The demand for native/engineered tissues for transplantation surgeries has overwhelmed the supply. Part of this is due to the storage time limitations of currently available tissue preservation techniques. Although advances of tissue engineering and regenerative medicine show great promise in laboratory and small-scale tests, the transition to large-scale manufacturing of tissue-engineered products is limited due to the lack of reliable storage methods. Long-term preservation of functional tissue can result in a significant impact on tissue engineering and transplantation surgeries.

The long-term storage of engineered tissues without loss of their biological and physiological functions is extremely challenging. Moreover, the limited availability of engineered tissues makes implantation procedures more challenging and expensive. Researchers at The University of Texas at Arlington are investigating these challenges and developing reliable storage methods of these products.

Mechanical Engineering Assistant Professor Bumsoo Han and his associates recently received a four-year, $1.26 million grant from the National Institutes of Health to study the effects of long-term storage of engineered human tissue. Dr. Han and his collaborators, Dr. C. J. Chuong in UT Arlington’s Bioengineering Department, Dr. Fred Grinnell at the UT Southwestern Medical Center in Dallas and Dr. Craig Dutton of the Aerospace Engineering Department at the University of Illinois at Urbana-Champaign, are investigating the effects of preservation methods on tissue functionalities and designing reliable preservation protocols for various types of engineered tissues without losing their functionality.

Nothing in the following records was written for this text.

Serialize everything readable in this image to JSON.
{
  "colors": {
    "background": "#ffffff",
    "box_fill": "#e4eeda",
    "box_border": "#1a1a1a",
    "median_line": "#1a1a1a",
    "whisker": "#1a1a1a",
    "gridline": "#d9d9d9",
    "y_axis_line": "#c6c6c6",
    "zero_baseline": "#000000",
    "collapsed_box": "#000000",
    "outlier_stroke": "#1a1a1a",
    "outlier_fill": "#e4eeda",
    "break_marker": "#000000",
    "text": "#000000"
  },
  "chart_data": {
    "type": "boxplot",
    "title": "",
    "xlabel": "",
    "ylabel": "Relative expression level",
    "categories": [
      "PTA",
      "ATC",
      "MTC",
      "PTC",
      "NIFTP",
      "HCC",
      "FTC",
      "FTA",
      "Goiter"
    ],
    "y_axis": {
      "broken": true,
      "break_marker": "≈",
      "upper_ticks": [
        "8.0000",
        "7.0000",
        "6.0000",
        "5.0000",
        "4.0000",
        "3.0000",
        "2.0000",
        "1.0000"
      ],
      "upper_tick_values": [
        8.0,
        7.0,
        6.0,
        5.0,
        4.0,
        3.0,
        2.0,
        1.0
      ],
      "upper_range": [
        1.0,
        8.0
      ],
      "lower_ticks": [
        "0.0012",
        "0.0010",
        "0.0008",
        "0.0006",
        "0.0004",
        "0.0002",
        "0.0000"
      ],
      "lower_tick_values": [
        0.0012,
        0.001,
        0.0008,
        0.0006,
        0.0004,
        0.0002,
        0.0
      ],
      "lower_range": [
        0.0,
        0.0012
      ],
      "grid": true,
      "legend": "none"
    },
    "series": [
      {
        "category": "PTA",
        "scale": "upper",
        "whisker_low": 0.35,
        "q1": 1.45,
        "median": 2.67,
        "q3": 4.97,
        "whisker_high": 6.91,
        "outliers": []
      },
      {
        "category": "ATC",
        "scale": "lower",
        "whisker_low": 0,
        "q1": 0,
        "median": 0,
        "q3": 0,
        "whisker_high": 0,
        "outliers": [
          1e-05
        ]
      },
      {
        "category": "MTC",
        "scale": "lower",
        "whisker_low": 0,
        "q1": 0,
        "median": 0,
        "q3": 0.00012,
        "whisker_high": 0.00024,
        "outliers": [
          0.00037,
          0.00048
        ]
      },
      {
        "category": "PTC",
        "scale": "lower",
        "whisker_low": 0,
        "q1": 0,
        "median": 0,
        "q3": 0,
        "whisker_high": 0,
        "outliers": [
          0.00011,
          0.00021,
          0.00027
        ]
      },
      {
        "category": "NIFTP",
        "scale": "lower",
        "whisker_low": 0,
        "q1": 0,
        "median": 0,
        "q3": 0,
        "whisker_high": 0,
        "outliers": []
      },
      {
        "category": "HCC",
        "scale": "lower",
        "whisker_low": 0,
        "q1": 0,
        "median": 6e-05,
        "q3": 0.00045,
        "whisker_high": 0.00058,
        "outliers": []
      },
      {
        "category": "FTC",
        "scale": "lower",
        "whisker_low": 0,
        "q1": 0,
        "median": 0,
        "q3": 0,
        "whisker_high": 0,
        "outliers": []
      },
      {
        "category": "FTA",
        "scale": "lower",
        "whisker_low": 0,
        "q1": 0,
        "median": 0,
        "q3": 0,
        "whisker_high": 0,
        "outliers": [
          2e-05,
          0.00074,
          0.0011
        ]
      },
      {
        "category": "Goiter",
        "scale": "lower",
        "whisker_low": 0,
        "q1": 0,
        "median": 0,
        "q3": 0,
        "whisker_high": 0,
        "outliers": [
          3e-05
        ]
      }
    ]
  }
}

The team is especially interested in cryopreservation, where engineered tissues are stored in a frozen state and thawed prior to use. At extremely low temperatures, biological activity that would lead to cell death is effectively stopped. Unfortunately, freezing and thawing also induce complex biophysical changes in tissue, often damaging the microstucture of the tissue and impairing its functionality. The team will investigate these changes and develop improved cryopreservation methods for functional engineered tissues.

“Our goal is to make tissue engineered products affordable and easy to transport,” said Dr. Han, “providing ‘off-the-shelf’ availability of functional tissue to surgeons for implantation surgery. In addition, these techniques can be extended to preserve native tissue whose storage timeframe is one of the critical factors of transplantation surgery and tissue/organ sharing.”